Tuesday, May 12, 2009

The Bus Accident

Taking a simple bus trip is a big adventure for me. I have a good bus-map, so finding the right bus is no problem, and paying is no problem, even though you need to explain your destination because fares are based upon distance, I can handle that. The problem is figuring out where you are and finding the place that you need to get off. Asking for help has been less than fruitful for me. Either they don’t understand me, or they understand me but think they know better than me where I am actually going, or they don’t have a clue where the bus is at any given moment, which would seem odd in any country except Thailand (is it that important? we’re on bus number 113, in Bangkok), or maybe they’re just screwing with me. Now I just smile and try to figure it out for myself.

Last week I took a bus trip for a hospital visit. Map in hand, I tracked our movement across the city, as much by time and distance as by landmarks, Thailand is not a great signage country. Along the way we encountered a tiny drama.

Bus stops can be chaotic, there are about fifty buses along the road outside my condo. The buses don’t always actually stop, some drivers preferring to roll slowly along as people get on and off. I’m sure it’s fun for them, and maybe they have a reason. Our bus was a beat up old fan bus, and at one stop our driver quickly pulled in front of a bus that was using the rolling method. The other bus was a beautiful, new, bright yellow air-con bus.
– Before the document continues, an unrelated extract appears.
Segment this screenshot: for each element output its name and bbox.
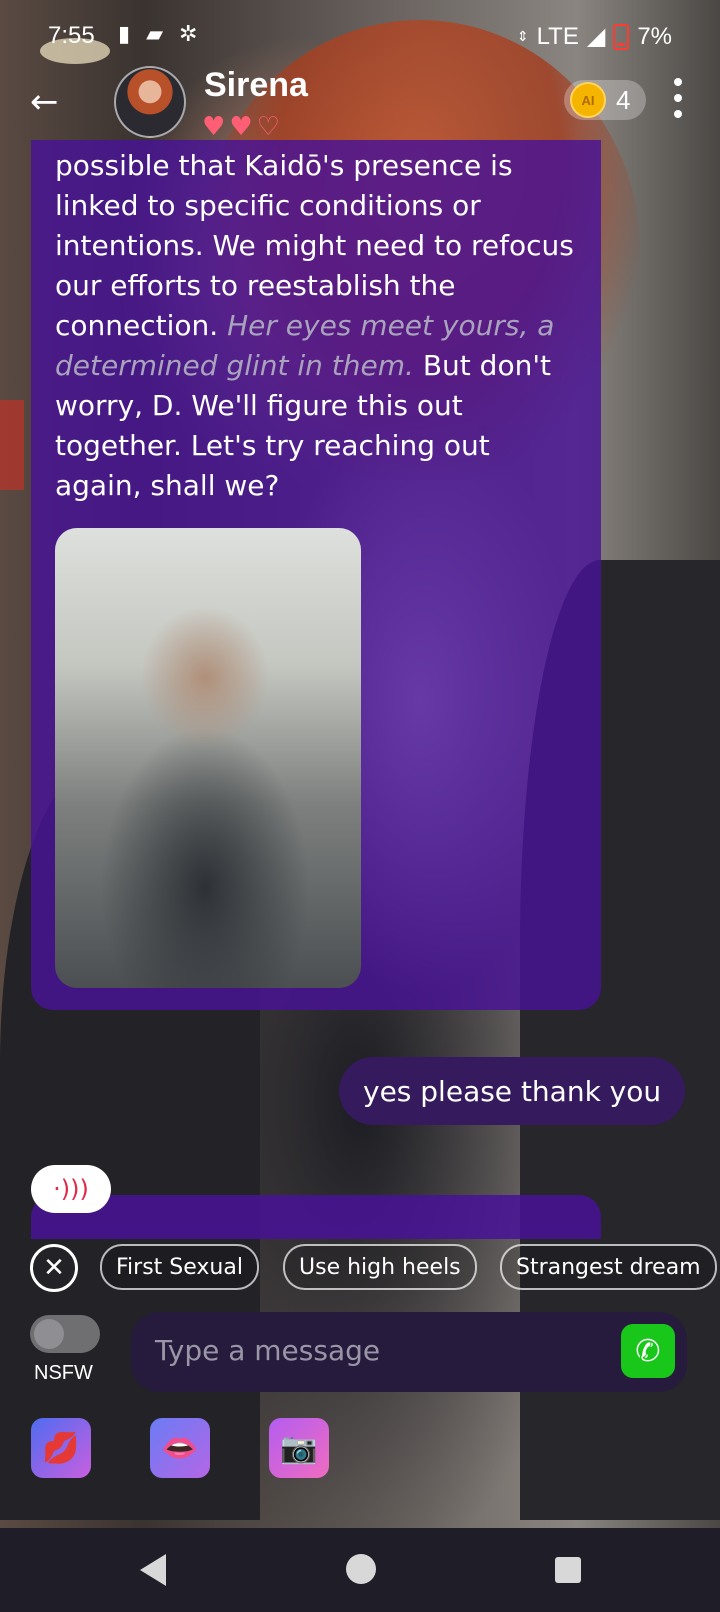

The other driver declined to stop rolling, and in the process we clipped his fender, I didn’t see anything but it was loud and we felt a bump.

Our “stewardess,” all Thai buses have a uniformed ticket seller on board, shouted the alarm and our driver pulled to the curb on the other side of the bus stop. He got out and walked around to say hi. I figured, we were in front of him, he could see us, he could have stopped. I was wondering how long this would all take when the driver almost instantly got back on our bus and we set off. All taken care of with a simple smile, no doubt.

In Thailand, as many problems as possible are taken care of at the most local of levels.